10. What's the biggest mistake people make on Form 21-8940?

Being too vague. They write "I can't work because of my back" in Section IV. The winning strategy is to be specific: "My service-connected lumbosacral strain (rated 40%) prevents me from sitting for more than 30 minutes and lifting more than 10 lbs, which disqualifies me from my past work as a warehouse manager and all sedentary desk jobs."

Conclusion: Your 70% Is the Proof, Not the Barrier

That 70% rating isn't a wall. It's a key. It's the VA already acknowledging that you are significantly impaired. You're not starting from zero. You're starting on third base.

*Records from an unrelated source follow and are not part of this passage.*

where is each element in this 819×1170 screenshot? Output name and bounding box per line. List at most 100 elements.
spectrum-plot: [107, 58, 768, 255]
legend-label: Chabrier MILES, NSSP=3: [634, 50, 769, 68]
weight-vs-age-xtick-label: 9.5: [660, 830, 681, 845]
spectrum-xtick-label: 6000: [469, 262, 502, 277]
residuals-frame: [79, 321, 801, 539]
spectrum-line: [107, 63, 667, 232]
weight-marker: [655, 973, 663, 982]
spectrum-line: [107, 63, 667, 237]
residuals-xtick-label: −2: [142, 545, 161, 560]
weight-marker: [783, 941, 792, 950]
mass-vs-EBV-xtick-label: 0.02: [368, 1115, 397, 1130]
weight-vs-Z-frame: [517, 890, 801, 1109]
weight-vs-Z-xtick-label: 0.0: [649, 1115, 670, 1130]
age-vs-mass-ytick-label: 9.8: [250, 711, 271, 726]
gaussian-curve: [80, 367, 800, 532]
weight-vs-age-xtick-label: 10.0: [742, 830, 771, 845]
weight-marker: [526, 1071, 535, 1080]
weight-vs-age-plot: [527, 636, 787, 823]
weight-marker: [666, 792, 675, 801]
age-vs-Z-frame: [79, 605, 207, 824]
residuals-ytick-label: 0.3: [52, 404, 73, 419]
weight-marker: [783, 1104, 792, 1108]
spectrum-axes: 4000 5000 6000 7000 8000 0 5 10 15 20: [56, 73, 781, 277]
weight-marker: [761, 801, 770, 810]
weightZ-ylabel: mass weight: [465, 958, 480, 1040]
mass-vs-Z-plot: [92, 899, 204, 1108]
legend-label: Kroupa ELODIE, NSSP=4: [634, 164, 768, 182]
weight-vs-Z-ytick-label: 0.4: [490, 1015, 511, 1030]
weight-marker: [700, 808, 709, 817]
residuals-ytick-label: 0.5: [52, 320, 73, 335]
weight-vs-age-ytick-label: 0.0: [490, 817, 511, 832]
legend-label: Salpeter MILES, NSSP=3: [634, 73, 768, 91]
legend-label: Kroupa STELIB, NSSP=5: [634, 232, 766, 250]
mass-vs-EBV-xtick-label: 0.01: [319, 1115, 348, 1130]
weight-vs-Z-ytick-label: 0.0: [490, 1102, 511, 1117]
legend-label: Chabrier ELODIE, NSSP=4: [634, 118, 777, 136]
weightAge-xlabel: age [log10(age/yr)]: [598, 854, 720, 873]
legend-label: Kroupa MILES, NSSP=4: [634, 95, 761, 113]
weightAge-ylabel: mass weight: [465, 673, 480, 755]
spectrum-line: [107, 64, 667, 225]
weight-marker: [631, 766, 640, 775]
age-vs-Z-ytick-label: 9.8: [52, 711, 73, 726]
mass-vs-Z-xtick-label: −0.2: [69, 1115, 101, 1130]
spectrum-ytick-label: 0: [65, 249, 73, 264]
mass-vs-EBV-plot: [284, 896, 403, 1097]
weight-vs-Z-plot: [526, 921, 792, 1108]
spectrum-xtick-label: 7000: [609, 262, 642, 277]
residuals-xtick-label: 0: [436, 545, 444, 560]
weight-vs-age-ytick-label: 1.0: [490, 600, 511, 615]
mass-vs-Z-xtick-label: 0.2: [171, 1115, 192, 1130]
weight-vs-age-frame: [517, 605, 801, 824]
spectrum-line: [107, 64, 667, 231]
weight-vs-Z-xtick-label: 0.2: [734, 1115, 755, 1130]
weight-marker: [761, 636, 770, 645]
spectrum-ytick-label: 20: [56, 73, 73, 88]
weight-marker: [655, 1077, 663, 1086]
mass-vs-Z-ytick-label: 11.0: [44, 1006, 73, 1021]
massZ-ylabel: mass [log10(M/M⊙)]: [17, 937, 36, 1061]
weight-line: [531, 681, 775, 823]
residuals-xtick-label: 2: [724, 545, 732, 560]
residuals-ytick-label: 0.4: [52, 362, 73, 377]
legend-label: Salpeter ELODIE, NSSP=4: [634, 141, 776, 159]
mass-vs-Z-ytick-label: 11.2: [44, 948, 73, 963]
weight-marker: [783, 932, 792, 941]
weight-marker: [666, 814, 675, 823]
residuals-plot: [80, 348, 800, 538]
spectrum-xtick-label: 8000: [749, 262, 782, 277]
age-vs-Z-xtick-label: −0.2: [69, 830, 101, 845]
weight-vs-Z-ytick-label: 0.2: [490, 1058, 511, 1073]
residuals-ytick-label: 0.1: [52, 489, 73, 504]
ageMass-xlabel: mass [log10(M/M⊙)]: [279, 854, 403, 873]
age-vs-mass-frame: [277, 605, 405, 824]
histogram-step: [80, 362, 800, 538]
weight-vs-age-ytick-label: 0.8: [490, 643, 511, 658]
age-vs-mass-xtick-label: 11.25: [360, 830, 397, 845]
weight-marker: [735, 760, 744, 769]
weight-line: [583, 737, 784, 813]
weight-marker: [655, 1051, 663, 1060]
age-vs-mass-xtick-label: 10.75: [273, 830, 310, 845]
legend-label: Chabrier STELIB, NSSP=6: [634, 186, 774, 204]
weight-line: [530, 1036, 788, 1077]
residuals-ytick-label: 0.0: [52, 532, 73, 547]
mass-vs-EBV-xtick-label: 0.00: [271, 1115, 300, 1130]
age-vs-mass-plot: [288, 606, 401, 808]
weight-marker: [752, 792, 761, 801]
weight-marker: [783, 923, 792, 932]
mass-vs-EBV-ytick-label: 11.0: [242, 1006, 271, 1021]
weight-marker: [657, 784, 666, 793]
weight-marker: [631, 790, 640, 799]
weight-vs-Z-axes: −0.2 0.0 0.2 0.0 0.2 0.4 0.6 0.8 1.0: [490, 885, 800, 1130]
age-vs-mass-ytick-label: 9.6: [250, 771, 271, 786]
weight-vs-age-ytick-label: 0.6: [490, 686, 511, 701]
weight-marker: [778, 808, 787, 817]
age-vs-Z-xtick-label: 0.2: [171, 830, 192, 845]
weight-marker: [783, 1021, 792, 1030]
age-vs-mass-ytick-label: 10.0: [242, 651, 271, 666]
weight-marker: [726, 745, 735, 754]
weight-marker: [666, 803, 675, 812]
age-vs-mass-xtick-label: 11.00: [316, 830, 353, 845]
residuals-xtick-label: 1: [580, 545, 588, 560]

Filing for TDIU with VA Form 21-8940 isn't asking for a handout. It's a logical, legal step to get the compensation you are owed for your actual level of disability. Your inability to work is the final piece of the puzzle, and this form is how you place it.

Don't just send in the form and hope. That's what everyone else does.

You're going to do it differently. You're going to build a case so strong, so well-documented, and so clearly "schedular" that you answer every question before it's even asked. You're going to hand the rater a "fully developed" approval package.

Get that Nexus Letter. Call your VSO. Download that form. It's time to close the gap between your rating and your reality.